Canadian label and packaging maker CCL Industries Inc (CCLb.TO) said it would buy Innovia Group, which supplies the new UK plastic five pound note that has fallen foul of vegetarians, for around $1.13 billion.

The acquisition of UK-based Innovia is expected to make CCL the world leader in the fast-growing polymer banknote market.

Innovia also supplies bank notes to the Bank of Canada.

The Bank, for its part, is monitoring any changes the sale may have on its own bills.

 "Innovia has provided notice of an impending sale and the Bank of Canada is reviewing potential implications, if any, for the substrate supply arrangements," a BoC spokesperson told BNN when reached for comment.

Britain is one of the largest economies to adopt plastic banknotes and they are already in circulation in Canada, Mexico, New Zealand and Australia.

But the new five pound note, made of a thin and flexible plastic designed to be cleaner and harder to forge, has fallen foul of thousands of people who object to the use of animal fats in their manufacture.

The deal is the latest in a string of takeovers of British companies by foreign firms that have taken advantage of the sharp fall in the sterling since Britain voted to leave the European Union. British tech company ARM was snapped up by Japan's SoftBank Group Corp in the days after the Brexit vote and Rupert Murdoch's Twenty-First Century Fox Inc (FOXA.O) has struck a preliminary deal to buy the 61 per cent of pay-TV firm Sky Plc it does not already own.

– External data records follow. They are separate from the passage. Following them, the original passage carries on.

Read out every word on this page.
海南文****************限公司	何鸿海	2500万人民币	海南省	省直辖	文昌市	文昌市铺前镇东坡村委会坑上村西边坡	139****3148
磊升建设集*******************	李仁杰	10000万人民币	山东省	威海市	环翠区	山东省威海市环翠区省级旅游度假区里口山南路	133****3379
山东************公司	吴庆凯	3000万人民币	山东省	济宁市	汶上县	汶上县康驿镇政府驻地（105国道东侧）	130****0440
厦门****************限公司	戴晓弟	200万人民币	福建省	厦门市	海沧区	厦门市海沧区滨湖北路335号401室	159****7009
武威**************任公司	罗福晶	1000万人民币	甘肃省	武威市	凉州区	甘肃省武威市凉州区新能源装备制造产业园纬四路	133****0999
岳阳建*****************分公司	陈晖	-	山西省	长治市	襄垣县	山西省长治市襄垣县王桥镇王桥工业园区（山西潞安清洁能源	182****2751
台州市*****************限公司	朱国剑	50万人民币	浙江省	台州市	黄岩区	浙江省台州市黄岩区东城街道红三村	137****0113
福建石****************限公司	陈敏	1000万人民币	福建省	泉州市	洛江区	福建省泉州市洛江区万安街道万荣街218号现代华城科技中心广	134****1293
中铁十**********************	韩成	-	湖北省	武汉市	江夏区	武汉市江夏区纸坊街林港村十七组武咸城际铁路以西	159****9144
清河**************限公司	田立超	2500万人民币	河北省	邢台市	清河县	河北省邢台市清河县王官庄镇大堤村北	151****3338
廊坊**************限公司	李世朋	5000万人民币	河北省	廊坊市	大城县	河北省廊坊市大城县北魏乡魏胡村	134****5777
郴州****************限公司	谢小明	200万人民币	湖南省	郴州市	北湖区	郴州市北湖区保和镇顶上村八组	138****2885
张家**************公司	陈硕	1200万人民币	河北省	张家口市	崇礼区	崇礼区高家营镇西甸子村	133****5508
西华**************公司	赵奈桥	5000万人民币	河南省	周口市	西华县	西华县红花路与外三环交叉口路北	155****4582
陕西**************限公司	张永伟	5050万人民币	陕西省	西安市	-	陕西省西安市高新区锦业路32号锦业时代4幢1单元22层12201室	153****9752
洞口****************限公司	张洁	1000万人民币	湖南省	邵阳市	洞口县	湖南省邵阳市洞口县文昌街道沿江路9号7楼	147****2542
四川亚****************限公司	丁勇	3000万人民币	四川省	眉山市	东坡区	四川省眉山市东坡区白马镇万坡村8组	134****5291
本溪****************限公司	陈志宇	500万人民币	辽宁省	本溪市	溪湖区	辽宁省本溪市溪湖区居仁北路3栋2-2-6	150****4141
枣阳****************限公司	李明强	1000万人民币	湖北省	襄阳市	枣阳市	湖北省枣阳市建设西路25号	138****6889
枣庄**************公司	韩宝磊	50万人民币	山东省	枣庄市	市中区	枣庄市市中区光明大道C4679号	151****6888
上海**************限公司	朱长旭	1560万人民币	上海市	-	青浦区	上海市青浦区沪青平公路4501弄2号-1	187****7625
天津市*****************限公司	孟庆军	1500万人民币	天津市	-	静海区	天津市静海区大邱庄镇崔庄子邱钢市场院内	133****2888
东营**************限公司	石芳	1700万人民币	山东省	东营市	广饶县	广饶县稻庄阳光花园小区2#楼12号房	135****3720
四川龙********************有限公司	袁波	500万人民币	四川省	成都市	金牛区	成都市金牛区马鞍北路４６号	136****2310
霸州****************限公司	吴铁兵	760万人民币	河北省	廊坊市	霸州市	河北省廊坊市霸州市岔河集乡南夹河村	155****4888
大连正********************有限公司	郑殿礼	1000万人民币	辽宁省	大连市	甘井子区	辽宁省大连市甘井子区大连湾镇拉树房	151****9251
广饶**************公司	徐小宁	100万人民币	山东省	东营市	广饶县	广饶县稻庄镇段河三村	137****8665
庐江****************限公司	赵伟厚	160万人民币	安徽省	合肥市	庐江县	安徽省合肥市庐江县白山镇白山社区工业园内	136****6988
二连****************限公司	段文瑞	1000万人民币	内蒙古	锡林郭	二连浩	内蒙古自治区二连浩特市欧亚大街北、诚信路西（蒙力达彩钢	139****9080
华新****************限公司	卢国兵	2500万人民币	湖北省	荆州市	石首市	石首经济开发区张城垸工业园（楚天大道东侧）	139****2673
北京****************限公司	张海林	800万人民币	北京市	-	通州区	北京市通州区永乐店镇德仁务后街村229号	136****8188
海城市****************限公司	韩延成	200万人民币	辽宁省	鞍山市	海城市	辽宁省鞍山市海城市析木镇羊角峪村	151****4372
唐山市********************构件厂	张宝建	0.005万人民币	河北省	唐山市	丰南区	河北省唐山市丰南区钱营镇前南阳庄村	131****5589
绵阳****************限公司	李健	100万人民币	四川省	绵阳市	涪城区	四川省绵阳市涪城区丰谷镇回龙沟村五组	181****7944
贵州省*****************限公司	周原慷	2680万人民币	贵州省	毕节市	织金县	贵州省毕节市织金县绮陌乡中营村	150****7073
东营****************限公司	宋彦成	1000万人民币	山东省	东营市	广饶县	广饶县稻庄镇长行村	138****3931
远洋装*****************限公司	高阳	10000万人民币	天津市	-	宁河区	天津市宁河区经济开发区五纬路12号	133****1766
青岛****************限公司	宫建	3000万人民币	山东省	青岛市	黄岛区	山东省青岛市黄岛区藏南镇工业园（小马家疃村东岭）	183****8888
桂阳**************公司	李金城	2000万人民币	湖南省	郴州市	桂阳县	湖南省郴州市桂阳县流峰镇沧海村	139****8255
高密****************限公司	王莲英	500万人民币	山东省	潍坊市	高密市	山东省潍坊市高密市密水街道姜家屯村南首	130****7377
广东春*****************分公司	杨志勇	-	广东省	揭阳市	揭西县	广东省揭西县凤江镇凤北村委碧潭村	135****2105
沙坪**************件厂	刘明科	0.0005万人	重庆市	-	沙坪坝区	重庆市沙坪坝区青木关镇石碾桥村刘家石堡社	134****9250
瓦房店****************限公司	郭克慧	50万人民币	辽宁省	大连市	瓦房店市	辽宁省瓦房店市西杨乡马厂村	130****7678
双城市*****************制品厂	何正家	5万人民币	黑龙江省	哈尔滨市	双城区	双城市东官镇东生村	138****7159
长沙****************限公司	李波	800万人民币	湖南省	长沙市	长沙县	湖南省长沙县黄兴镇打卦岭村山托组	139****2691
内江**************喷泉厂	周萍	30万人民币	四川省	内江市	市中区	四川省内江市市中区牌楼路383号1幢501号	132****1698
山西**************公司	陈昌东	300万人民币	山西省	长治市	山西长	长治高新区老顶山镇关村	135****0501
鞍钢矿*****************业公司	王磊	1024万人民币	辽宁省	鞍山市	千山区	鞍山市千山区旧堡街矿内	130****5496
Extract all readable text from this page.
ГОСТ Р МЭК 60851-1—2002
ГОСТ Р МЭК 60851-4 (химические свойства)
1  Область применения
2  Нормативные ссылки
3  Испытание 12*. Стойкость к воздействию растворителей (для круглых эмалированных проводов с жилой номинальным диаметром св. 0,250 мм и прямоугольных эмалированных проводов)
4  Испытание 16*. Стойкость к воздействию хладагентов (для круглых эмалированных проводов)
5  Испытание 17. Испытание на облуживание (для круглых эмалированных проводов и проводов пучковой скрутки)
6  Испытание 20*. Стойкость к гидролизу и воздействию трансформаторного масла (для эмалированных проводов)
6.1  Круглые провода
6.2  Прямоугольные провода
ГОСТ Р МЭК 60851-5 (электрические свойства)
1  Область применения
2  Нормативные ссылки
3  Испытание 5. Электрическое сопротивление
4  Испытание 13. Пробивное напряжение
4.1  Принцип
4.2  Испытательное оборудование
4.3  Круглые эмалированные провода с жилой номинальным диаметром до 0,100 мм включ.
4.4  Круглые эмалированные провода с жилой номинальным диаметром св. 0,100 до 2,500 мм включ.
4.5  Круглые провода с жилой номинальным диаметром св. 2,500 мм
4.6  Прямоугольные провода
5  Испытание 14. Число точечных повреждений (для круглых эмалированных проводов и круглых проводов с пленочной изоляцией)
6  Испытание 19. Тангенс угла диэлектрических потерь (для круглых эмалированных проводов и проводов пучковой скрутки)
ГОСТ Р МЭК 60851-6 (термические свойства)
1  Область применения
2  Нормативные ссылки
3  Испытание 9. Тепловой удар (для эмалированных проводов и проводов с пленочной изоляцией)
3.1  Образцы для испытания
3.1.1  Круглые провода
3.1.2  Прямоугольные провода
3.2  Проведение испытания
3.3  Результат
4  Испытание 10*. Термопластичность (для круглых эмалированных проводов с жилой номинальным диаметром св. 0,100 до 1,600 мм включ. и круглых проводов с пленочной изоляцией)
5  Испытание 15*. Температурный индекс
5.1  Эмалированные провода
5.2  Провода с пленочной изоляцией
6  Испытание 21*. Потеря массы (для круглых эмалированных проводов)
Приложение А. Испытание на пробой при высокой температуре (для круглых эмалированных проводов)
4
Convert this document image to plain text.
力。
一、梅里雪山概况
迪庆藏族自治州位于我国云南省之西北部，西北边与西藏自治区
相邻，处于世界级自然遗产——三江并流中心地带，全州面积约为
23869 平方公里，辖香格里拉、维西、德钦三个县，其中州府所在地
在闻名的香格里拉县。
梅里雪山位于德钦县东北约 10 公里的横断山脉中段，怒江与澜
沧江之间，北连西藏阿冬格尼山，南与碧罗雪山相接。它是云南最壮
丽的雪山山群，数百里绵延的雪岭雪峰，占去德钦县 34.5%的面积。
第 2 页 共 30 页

CCL is buying Innovia debt free and net of cash from a consortium of UK-based private equity investors managed by The Smithfield Group LLP. It expects Innovia to generate net revenue of about $570 million for 2017.

CCL's pro-forma annual sales are forecast to exceed $5 billion after the deal, expected by the end of first quarter of 2017, the company said.

Some of the stake is being sold by Epiris, the portfolio manager of Electra Private Equity, which invested 40 million euros in Innovia in 2014.

For Electra, the deal comes in the midst of its separation from its investment management team that renamed itself Epiris this month, as part of a major shake up of Britain's oldest private equity firms.

It also comes a day after Electra's portfolio manager agreed to sell Parkdean Resorts, an operator of caravan holiday parks, for 1.35 billion pounds.

Electra said on Tuesday it would receive sale proceeds of 106 million pounds at current exchange rates, representing a return of about 3.2 times cost and an internal rate of return of about 51 per cent.

Following the two sales, Electra's pro-forma net asset value per share is about 5,251 pence, against which the company is trading at a 13.9 per cent discount, Liberum analysts wrote.